The SGC computer's cold-calling system discovers a world where archaeologists recently uncovered their Stargate. SG-1 travel through, but discover the planet is scene of a religious war. The locals believe that a Ghoul created human life on their world, and are keen to cover up the existence of the Stargate.
Teel'c escapes, but is blinded. The others are kept in electrified tiger-cages. Despite having been captured many times by majour villains like the Ghouls, this is one of the team's closest calls yet.
Apophis is on the warpath, massacring Jaffa who formerly served him.
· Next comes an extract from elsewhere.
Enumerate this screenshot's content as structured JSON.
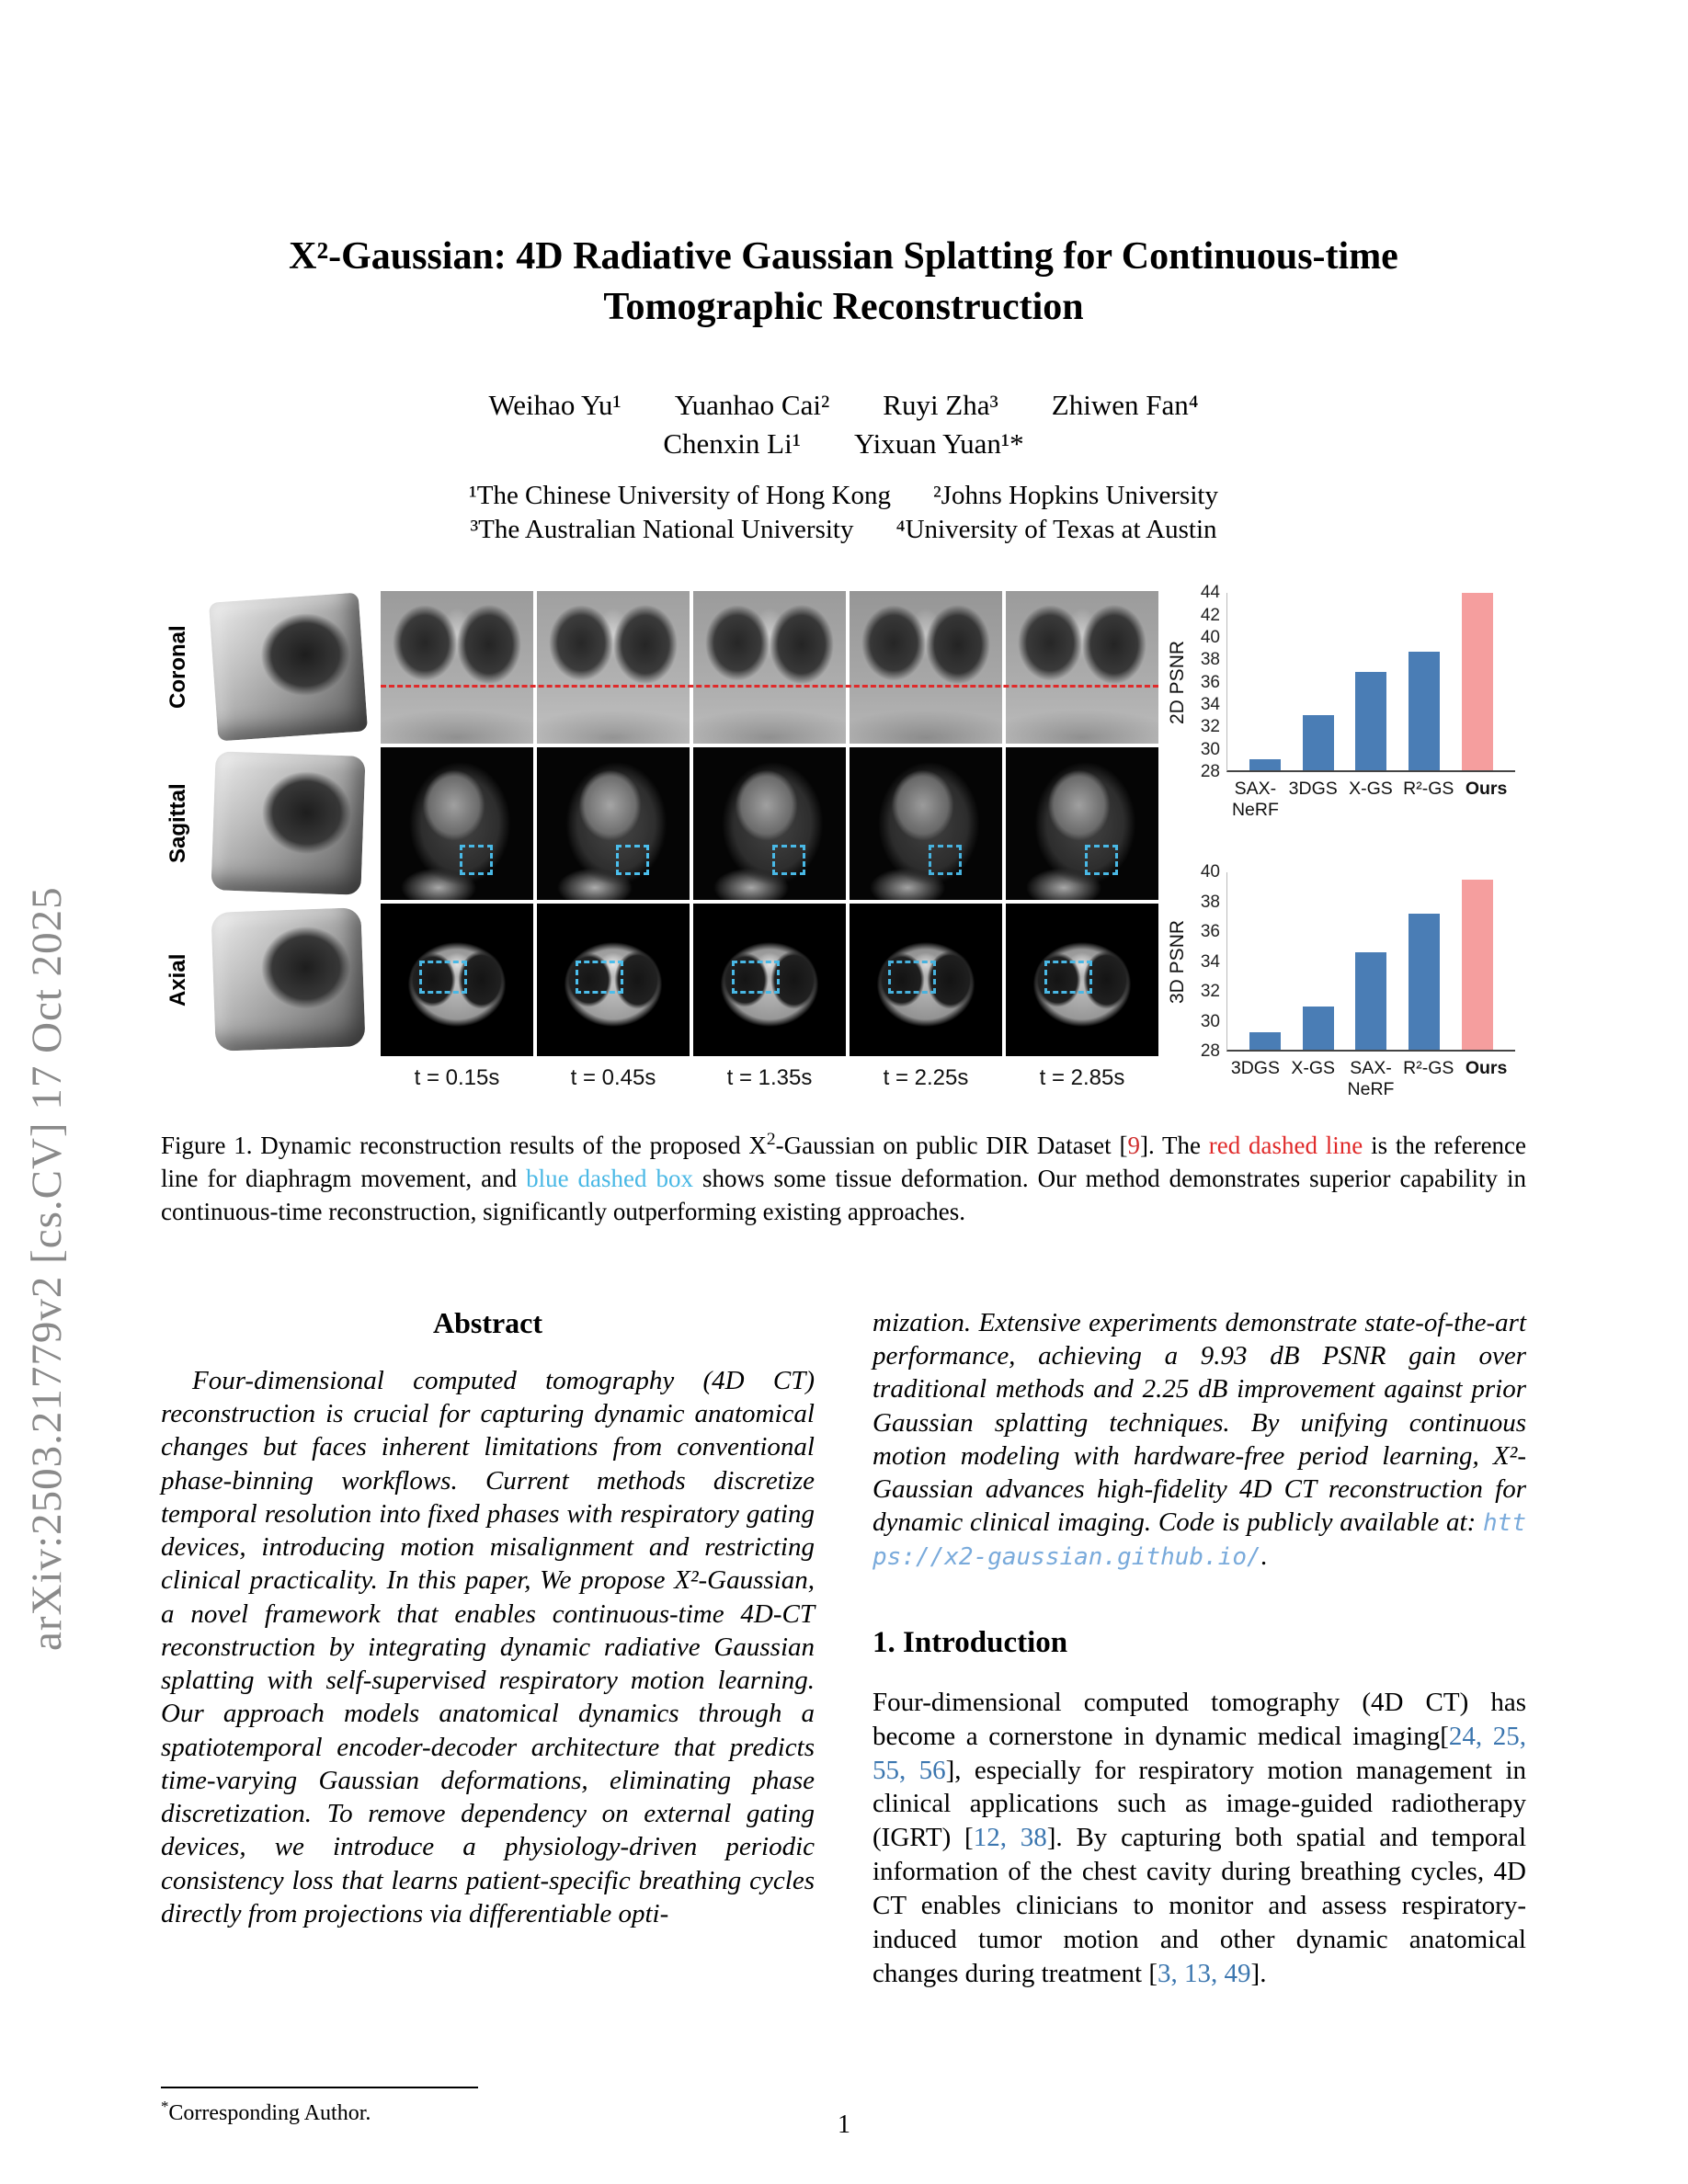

Breytag survives when Teel'c's homeworld, Chulac, is targeted. They realise that Apophis must be after his son - the Harsesis child.
Back in [Season 3, Episode 10] Forever In A Day, Daniel Jackson promised to protect the Harsesis child. Also, it has been born with all the knowledge of its Ghoul ancestors. SG-1 work out what planet the boy is hidden on. They try to get there before Apophis' forces do. However, they discover that the planet has defences of its own.
The team discover a temple, and a Buddhist monk (Terry Chen - ) who teaches Daniel the power of mind over matter. There is also a female alien, Oma, who appears again at the end of Season 5 .
Hammond sends along SG-5 for backup. They are commanded by Coburn (Steve Bacic - Andromeda ).
The team travel to another world, where the MOUT has detected a Mayan-style pyramid a kilometre tall. They discover a human skull carved out of solid crystal. The skull zaps Daniel - not only does he become invisible, nobody can hear him and he can walk through solid objects.
Daniel's only hope is his Grandfather, who discovered a similar skull in Belize in 1971 and is now in a home for the Mentally Disturbed.
Thor of the Asgard summons Jack O'Neill. Thor's ship has been overrun by robotic spiders known as Replicators. They have aimed the ship towards Earth, and plan to invade ...
Carter and Teel'c ignore O'Neill's direct order, and beam themselves aboard the ship in order to help. Unfortunately the Asgard built the ship too well, and it resists their attempts to destroy it.
Daniel Jackson is left back at the SGC, where he urges General Hammond to use restraint. Major Davis (Colin Cunningham - Falling Skies ) from the Pentagon is also present, and his job is to give the worst case scenario. If SG-1 fails to blow up the ship that they are aboard, then the US Military must throw everything they have at it.